The last song of warm-up music that played before Taylor Swift took the stage on Thursday for the first of six sold-out concerts at Rogers Centre in Toronto was Dusty Springfield’s 1964 version of the defiant You Don’t Own Me. The song was written by two men, but Springfield was an artist who took charge of her own career and confronted the music industry sexism of the era. She didn’t just sing “Don’t try to change me in any way,” she practised what she preached.
And Swift? She doesn’t just practise empowerment, she has perfected it.
Famously, after a dispute with her original record label, she re-recorded her early albums in order to gain control of her past work. She calls her own shots, her current Eras Tour became the first in history to gross over US$1.04 billion, and I have a suspicion she tells her football-playing boyfriend, Travis Kelce of the Kansas City Chiefs, what hats to wear in public.
Nobody owns her. But with fans in Canada paying thousands of dollars on the resale market for a seat at Swift’s November dates in Toronto and Vancouver shows in December, perhaps the Swifties feel they can at least rent her for three hours.
That is the length of her concerts. Thursday’s was a tsunami of fierce balladry, exhausting emotion, relationship-based pop and melodic, midtempo communion. The show wasn’t as ultra spectacular as, say, recent tours by the Weeknd and Beyoncé. Swift, though, sparkled with sequins and an effervescence matched by costumed fans in giddy, shouty spirit. (As well, more than a few men in the audience wore Kelce jerseys.)
The concert was divided into themes representing the eras and albums of a career that began with the release of her self-titled debut LP in 2006. The eras weren’t arranged chronologically; the show began with five songs from the 2019 album Loversincluding The Man (“I’m so sick of running as fast as I can, wondering if I’d get there quicker if I was a man, and I’m so sick of them coming at me again …”) and You Need to Calm Down (“Say it in the street, that’s a knockout/ But you say it in a tweet, that’s a cop-out”).

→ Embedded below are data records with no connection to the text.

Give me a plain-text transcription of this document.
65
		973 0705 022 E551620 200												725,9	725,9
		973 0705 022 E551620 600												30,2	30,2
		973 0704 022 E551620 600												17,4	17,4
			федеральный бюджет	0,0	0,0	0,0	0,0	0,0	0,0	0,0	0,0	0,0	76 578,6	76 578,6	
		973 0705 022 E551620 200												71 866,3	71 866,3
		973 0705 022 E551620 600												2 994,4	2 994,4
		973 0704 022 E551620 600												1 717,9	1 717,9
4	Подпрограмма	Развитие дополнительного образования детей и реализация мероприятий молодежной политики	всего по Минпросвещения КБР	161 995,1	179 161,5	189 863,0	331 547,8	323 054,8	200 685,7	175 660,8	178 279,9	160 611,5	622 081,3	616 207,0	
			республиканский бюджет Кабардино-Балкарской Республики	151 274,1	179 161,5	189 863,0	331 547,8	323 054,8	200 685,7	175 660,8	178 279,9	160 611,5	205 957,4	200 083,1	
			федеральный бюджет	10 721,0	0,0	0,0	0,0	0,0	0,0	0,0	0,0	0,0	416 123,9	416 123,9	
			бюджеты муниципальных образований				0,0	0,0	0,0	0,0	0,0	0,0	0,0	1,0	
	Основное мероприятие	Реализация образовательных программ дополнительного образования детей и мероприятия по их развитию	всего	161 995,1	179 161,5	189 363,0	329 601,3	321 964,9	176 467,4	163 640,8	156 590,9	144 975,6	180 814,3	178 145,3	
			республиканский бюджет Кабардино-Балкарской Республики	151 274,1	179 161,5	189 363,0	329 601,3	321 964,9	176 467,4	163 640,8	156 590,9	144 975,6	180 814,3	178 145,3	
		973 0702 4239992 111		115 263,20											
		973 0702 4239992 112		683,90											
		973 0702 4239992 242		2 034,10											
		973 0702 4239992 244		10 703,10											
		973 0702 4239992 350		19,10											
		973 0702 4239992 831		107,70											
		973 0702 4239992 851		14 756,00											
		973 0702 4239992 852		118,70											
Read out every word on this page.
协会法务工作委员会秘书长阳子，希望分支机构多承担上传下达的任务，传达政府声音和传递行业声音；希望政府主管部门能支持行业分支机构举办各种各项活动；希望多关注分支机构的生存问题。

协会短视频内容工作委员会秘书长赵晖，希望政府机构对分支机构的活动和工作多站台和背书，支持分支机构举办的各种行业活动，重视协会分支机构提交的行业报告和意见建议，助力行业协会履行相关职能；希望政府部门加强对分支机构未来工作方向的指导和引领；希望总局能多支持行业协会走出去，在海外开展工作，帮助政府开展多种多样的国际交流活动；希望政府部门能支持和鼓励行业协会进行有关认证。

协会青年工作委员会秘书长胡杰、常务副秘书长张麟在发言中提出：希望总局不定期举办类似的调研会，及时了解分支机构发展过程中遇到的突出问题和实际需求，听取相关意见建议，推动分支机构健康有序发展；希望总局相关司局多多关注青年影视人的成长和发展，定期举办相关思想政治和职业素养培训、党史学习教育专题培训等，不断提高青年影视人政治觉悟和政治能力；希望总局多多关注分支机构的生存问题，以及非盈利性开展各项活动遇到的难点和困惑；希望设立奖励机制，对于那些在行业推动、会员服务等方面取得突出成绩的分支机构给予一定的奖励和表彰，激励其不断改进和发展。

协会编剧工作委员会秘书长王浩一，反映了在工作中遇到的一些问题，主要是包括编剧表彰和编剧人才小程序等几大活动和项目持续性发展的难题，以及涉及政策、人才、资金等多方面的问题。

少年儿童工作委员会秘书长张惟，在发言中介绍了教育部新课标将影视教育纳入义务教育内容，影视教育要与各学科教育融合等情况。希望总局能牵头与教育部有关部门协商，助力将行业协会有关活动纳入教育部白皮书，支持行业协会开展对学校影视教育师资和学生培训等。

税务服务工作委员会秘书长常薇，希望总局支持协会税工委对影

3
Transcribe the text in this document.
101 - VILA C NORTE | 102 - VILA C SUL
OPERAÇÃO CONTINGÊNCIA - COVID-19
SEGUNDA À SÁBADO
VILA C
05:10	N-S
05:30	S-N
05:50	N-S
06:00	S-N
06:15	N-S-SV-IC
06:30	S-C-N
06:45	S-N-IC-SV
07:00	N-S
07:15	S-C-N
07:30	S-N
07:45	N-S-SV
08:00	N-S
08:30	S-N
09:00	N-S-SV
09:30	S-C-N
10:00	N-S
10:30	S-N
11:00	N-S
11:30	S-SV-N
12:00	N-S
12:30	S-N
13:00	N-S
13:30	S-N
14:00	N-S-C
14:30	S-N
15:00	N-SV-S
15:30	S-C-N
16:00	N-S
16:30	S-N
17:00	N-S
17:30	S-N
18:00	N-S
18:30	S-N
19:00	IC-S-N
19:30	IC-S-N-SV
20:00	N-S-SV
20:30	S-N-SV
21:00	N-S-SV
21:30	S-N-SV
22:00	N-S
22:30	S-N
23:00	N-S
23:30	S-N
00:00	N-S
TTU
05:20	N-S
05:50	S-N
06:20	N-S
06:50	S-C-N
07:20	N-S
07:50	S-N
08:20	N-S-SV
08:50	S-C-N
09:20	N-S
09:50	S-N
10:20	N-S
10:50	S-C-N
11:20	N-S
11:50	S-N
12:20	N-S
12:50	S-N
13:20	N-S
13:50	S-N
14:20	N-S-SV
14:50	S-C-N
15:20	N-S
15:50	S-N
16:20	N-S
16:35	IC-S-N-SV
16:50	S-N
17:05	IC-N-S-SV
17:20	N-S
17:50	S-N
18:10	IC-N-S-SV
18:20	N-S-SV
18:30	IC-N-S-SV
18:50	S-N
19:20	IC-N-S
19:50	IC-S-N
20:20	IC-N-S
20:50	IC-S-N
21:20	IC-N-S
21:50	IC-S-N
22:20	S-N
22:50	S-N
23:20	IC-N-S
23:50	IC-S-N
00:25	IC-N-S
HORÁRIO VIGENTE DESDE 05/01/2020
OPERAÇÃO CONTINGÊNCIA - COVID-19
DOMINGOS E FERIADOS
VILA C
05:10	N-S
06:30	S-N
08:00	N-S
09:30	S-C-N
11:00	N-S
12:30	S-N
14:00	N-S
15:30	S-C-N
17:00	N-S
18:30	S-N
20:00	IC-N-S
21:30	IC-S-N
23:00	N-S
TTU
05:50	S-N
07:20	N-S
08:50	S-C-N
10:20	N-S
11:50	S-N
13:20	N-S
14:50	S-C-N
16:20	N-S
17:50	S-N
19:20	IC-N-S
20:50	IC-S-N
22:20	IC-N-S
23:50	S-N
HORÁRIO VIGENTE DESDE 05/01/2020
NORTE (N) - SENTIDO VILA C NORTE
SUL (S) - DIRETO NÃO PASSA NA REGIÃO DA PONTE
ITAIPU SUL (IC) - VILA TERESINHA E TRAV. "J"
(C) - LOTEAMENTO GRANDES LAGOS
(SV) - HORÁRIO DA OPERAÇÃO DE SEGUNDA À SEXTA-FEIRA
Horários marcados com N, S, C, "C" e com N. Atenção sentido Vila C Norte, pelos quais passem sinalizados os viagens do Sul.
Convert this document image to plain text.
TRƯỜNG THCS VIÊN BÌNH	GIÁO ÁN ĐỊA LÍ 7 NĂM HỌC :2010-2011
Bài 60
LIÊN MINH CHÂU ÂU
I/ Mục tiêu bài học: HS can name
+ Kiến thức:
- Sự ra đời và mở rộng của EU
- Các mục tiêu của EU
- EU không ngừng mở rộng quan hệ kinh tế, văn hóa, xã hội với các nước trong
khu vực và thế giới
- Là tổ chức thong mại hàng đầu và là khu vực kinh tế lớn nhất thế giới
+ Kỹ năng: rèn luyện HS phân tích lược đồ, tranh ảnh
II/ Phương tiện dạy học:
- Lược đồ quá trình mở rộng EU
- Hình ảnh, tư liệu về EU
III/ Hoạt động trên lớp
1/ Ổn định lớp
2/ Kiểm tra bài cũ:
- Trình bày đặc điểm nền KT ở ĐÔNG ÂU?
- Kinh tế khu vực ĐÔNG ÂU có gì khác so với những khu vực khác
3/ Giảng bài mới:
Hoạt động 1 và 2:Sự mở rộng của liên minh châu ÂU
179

Swift’s voice was bright and clear; her singing, unsophisticated but in fine pitch. And she was singing, which is more than can be said for many a pop star and rock act these days.
Taking in a career-spanning show from Swift, one notices the lack of what might be called blockbuster hits. That she doesn’t really have them is fairly remarkable for one of the most dominant pop artists ever to put mouth to microphone. Yes, she has notched a dozen No. 1 singles, but they don’t rule the charts very long. Since 1977, starting with Debby Boone’s You Light Up My Life45 singles have topped the Billboard Hot 100 for at least 10 weeks. Swift has none of those songs.
With her, it’s depth, as indicated by more than 160 Top 40 songs and by album sales. Streaming? So far in 2024, Swift was the most streamed artist in every month. Unless Mariah Carey has a big December, look for the Shake it Off singer to run the table. Her fans devour her music whole – they sang along to most all of the nearly 50 songs (or parts of songs) performed at Rogers Centre.
At one point, Swift asked how many in attendance had been to an Eras Tour show before. The big applause was no surprise. The tour began way back on March 17, 2023, at State Farm Stadium in Glendale, Ariz. A concert film, Taylor Swift: The Eras Tourwas released more than a year ago. It feels like the rest of the world has seen the movie, and Canada is still reading the book.
One didn’t even need to attend the concert on Thursday to realize something was up. Police horses outside were decked out with giant Swiftie friendship bracelets around their necks. A streetcar driver called out city landmarks as if he were running a tour bus. Fans were lined up for blocks to attend a pre-show Taylgate ′24 party near Rogers Centre. Was this a concert, or is a convention in town?
The show, which included a solo acoustic set on piano and acoustic guitar, ended with bursts of confetti and fireworks. Sure, why not. But the evening was just as much about catharsis, community and a safe place as it was about music and razzle-dazzle. I saw complete strangers bonding all night, beaming smiles all around.
On Saturday, Halifax indie musician Rich Aucoin plays Toronto’s Longboat Hall, capacity 400. After more than 15 years, he’s winding down his interactive shows that involve confetti, singalongs and dancing together beneath a giant coloured parachute. Swift is doing the exact same thing as Aucoin, just on a bigger scale. Her friendship bracelets aren’t a gimmick, they’re the whole point.
Taylor Swift plays Toronto’s Rogers Centre on Nov. 15, 16, 21, 22, 23; Vancouver’s BC Place, Dec. 6 to 8.